Menurut dia, Permendag Nomor 47 Tahun 2017 yang menentukan harga eceran tertinggi (HET) ditetapkan sebesar Rp 9.000 per kg di tingkat konsumen kurang tepat karena tidak membedakan harga beras kualitas premium dan medium. "Kenapa dua jenis beras dengan kualitas berbeda disamakan?" katanya.
Seharusnya, menurut dia, bisa diberlakukan berbeda sebagai bentuk insentif terhadap industri beras agar bisa menghasilkan beras dengan kualitas bagus bagi masyarakat.
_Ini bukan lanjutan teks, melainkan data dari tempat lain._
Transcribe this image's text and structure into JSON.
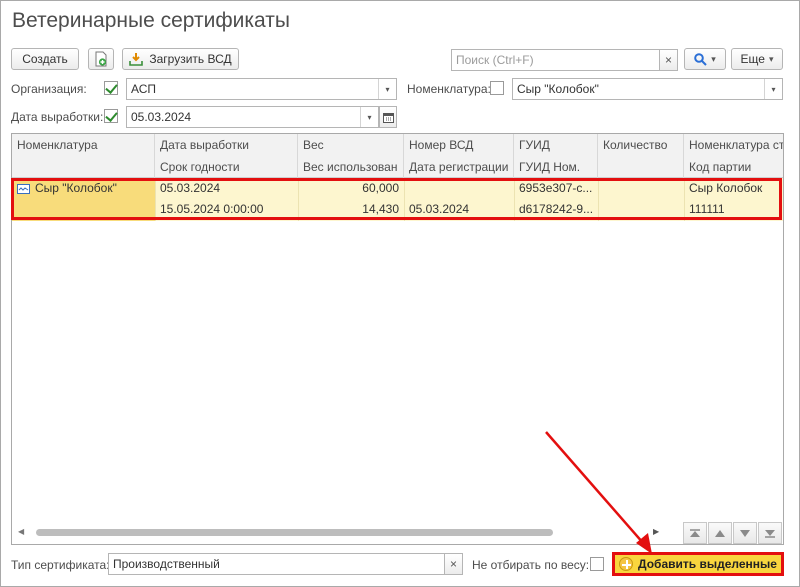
{
  "window": {
    "title": "Ветеринарные сертификаты"
  },
  "toolbar": {
    "create_label": "Создать",
    "load_vsd_label": "Загрузить ВСД",
    "search_placeholder": "Поиск (Ctrl+F)",
    "clear_glyph": "×",
    "search_glyph": "🔍",
    "more_label": "Еще",
    "dropdown_glyph": "▾"
  },
  "filters": {
    "organization_label": "Организация:",
    "organization_checked": true,
    "organization_value": "АСП",
    "nomenclature_label": "Номенклатура:",
    "nomenclature_checked": false,
    "nomenclature_value": "Сыр \"Колобок\"",
    "production_date_label": "Дата выработки:",
    "production_date_checked": true,
    "production_date_value": "05.03.2024"
  },
  "table": {
    "headers_top": [
      "Номенклатура",
      "Дата выработки",
      "Вес",
      "Номер ВСД",
      "ГУИД",
      "Количество",
      "Номенклатура строки"
    ],
    "headers_bottom": [
      "",
      "Срок годности",
      "Вес использован",
      "Дата регистрации",
      "ГУИД Ном.",
      "",
      "Код партии"
    ],
    "rows": [
      {
        "nomenclature": "Сыр \"Колобок\"",
        "production_date": "05.03.2024",
        "expiry": "15.05.2024 0:00:00",
        "weight": "60,000",
        "weight_used": "14,430",
        "vsd_number": "",
        "registration_date": "05.03.2024",
        "guid": "6953e307-c...",
        "guid_nom": "d6178242-9...",
        "quantity": "",
        "row_nomenclature": "Сыр Колобок",
        "batch_code": "111111"
      }
    ]
  },
  "footer": {
    "cert_type_label": "Тип сертификата:",
    "cert_type_value": "Производственный",
    "clear_glyph": "×",
    "no_weight_label": "Не отбирать по весу:",
    "no_weight_checked": false,
    "add_selected_label": "Добавить выделенные"
  },
  "colors": {
    "selected_row": "#fdf6cf",
    "selected_cell": "#f8dc7b",
    "highlight_border": "#e30f0f",
    "add_button": "#f9d63e"
  }
}
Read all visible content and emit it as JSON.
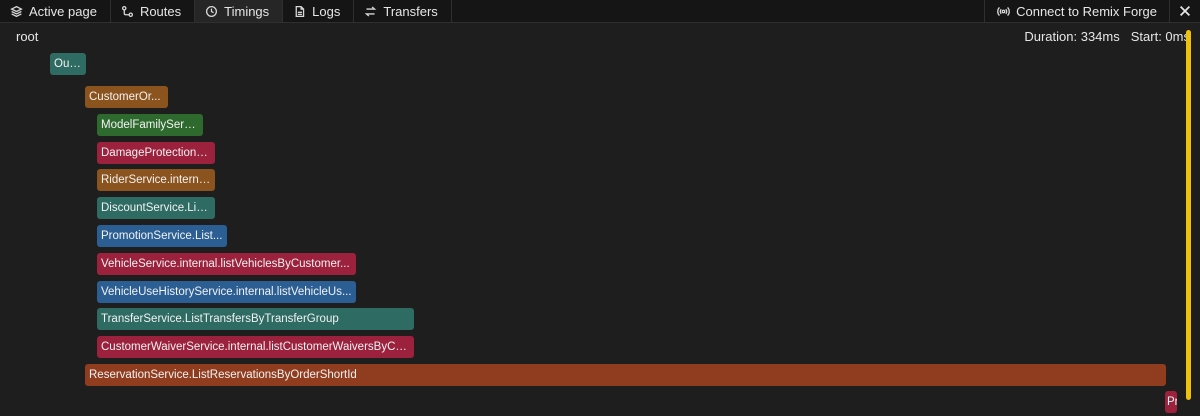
{
  "tabs": [
    {
      "label": "Active page",
      "icon": "layers-icon",
      "active": false
    },
    {
      "label": "Routes",
      "icon": "routes-icon",
      "active": false
    },
    {
      "label": "Timings",
      "icon": "clock-icon",
      "active": true
    },
    {
      "label": "Logs",
      "icon": "file-icon",
      "active": false
    },
    {
      "label": "Transfers",
      "icon": "arrows-icon",
      "active": false
    }
  ],
  "forge": {
    "label": "Connect to Remix Forge",
    "icon": "broadcast-icon"
  },
  "close_icon": "close-icon",
  "timeline": {
    "root_label": "root",
    "duration": "Duration: 334ms",
    "start": "Start: 0ms"
  },
  "spans": [
    {
      "label": "Out...",
      "color": "#2e6b62"
    },
    {
      "label": "CustomerOr...",
      "color": "#8b531d"
    },
    {
      "label": "ModelFamilyServi...",
      "color": "#2e6a2e"
    },
    {
      "label": "DamageProtectionP...",
      "color": "#9b213c"
    },
    {
      "label": "RiderService.interna...",
      "color": "#8b531d"
    },
    {
      "label": "DiscountService.Lis...",
      "color": "#2e6b62"
    },
    {
      "label": "PromotionService.List...",
      "color": "#2b5e93"
    },
    {
      "label": "VehicleService.internal.listVehiclesByCustomer...",
      "color": "#9b213c"
    },
    {
      "label": "VehicleUseHistoryService.internal.listVehicleUs...",
      "color": "#2b5e93"
    },
    {
      "label": "TransferService.ListTransfersByTransferGroup",
      "color": "#2e6b62"
    },
    {
      "label": "CustomerWaiverService.internal.listCustomerWaiversByCus...",
      "color": "#9b213c"
    },
    {
      "label": "ReservationService.ListReservationsByOrderShortId",
      "color": "#903c1f"
    },
    {
      "label": "Pr",
      "color": "#9b213c"
    }
  ]
}
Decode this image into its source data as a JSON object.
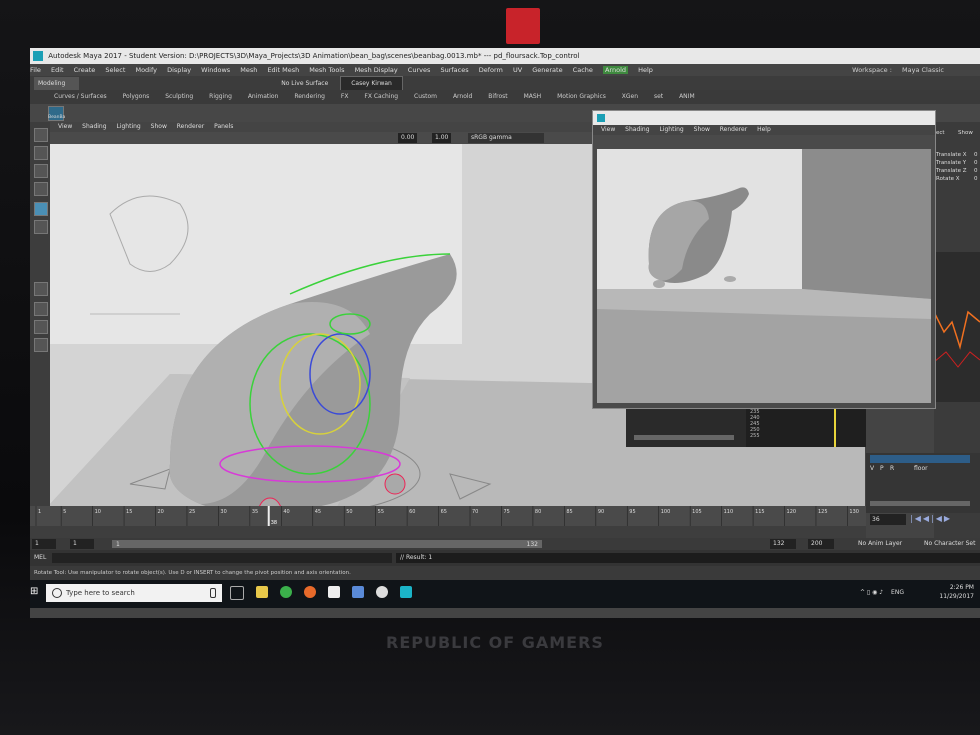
{
  "window": {
    "title": "Autodesk Maya 2017 - Student Version: D:\\PROJECTS\\3D\\Maya_Projects\\3D Animation\\bean_bag\\scenes\\beanbag.0013.mb* --- pd_floursack.Top_control"
  },
  "menu": [
    "File",
    "Edit",
    "Create",
    "Select",
    "Modify",
    "Display",
    "Windows",
    "Mesh",
    "Edit Mesh",
    "Mesh Tools",
    "Mesh Display",
    "Curves",
    "Surfaces",
    "Deform",
    "UV",
    "Generate",
    "Cache",
    "Arnold",
    "Help"
  ],
  "workspace": {
    "label": "Workspace :",
    "value": "Maya Classic"
  },
  "status_line": {
    "mode": "Modeling",
    "live_surface": "No Live Surface",
    "user": "Casey Kirwan"
  },
  "shelf_tabs": [
    "Curves / Surfaces",
    "Polygons",
    "Sculpting",
    "Rigging",
    "Animation",
    "Rendering",
    "FX",
    "FX Caching",
    "Custom",
    "Arnold",
    "Bifrost",
    "MASH",
    "Motion Graphics",
    "XGen",
    "set",
    "ANIM"
  ],
  "shelf_tool_label": "BeanBa",
  "viewport1": {
    "menu": [
      "View",
      "Shading",
      "Lighting",
      "Show",
      "Renderer",
      "Panels"
    ],
    "near": "0.00",
    "far": "1.00",
    "color_space": "sRGB gamma"
  },
  "viewport2": {
    "menu": [
      "View",
      "Shading",
      "Lighting",
      "Show",
      "Renderer",
      "Help"
    ]
  },
  "channel_box": {
    "tabs": [
      "ect",
      "Show"
    ],
    "attributes": [
      "Translate X",
      "Translate Y",
      "Translate Z",
      "Rotate X"
    ],
    "values": [
      "0",
      "0",
      "0",
      "0"
    ]
  },
  "graph_frames": [
    "235",
    "240",
    "245",
    "250",
    "255"
  ],
  "outliner": {
    "item": "floor",
    "flags": [
      "V",
      "P",
      "R"
    ]
  },
  "timeline": {
    "ticks": [
      "1",
      "5",
      "10",
      "15",
      "20",
      "25",
      "30",
      "35",
      "40",
      "45",
      "50",
      "55",
      "60",
      "65",
      "70",
      "75",
      "80",
      "85",
      "90",
      "95",
      "100",
      "105",
      "110",
      "115",
      "120",
      "125",
      "130"
    ],
    "current_frame": "36",
    "cursor_frame": "38"
  },
  "range": {
    "start": "1",
    "anim_start": "1",
    "range_start": "1",
    "range_end": "132",
    "anim_end": "132",
    "max_end": "200",
    "anim_layer": "No Anim Layer",
    "character_set": "No Character Set"
  },
  "command_line": {
    "lang": "MEL",
    "result": "// Result: 1"
  },
  "help_line": "Rotate Tool: Use manipulator to rotate object(s). Use D or INSERT to change the pivot position and axis orientation.",
  "taskbar": {
    "search_placeholder": "Type here to search",
    "time": "2:26 PM",
    "date": "11/29/2017",
    "lang": "ENG"
  },
  "bezel_brand": "REPUBLIC OF GAMERS",
  "colors": {
    "maya_blue": "#1bb4c8",
    "key_red": "#d02020",
    "camera_red": "#c8232a"
  }
}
Dengan menyerahkan harga beras premium sesuai dengan mekanisme pasar, menurut Masyhuri, tidak akan merugikan masyarakat miskin atau berpendapatan rendah. Pasalnya, khusus untuk mereka telah dilindungi dengan penyediaan program Beras untuk Masyarakat Prasejahtera (Rastra) disertai fasilitas e-voucher untuk keluarga sasaran.
"Kalau industri membuat kualitas tertentu dan konsumen mau bayar, ya, silakan, toh, konsumen miskin sudah dilindungi dengan beras rastra dan e-voucher," kata dia.
Terkait dengan harga jual yang melebihi HET, seperti pada kasus PT Indo Beras Unggul (IBU) beberapa waktu yang lalu, menurut dia, bukan hal baru karena penerapan harga melebihi HET juga jamak ditemukan di sejumlah pasar modern.
Menurut Masyhuri, penerapan harga beras di atas HET Rp 9.000 per kg cukup wajar jika dibandingkan dengan harga beli beras kualitas premium di tingkat petani yang sudah di atas harga pembelian pemerintah (HPP) Rp 7.300 per kg.
"Hampir semua pasar modern menjual di atas HET, kenapa yang ditangkap hanya satu? Itu kan menunjukkan bahwa tidak fair. Kalau mau fair, ya, ditangkap semua," katanya.
Dekan Fakultas Pertanian UGM Jamhari juga berpendapat serupa. Ia berharap kebijakan penentuan HET itu bisa direvisi karena justru tidak mendorong swasta untuk menghasilkan beras-beras yang berkualitas bagus.
"Perlu diinvestigasi apakah HPP dan HET-nya terlalu rendah atau perilaku pedagangnya yang monopolistik," katanya.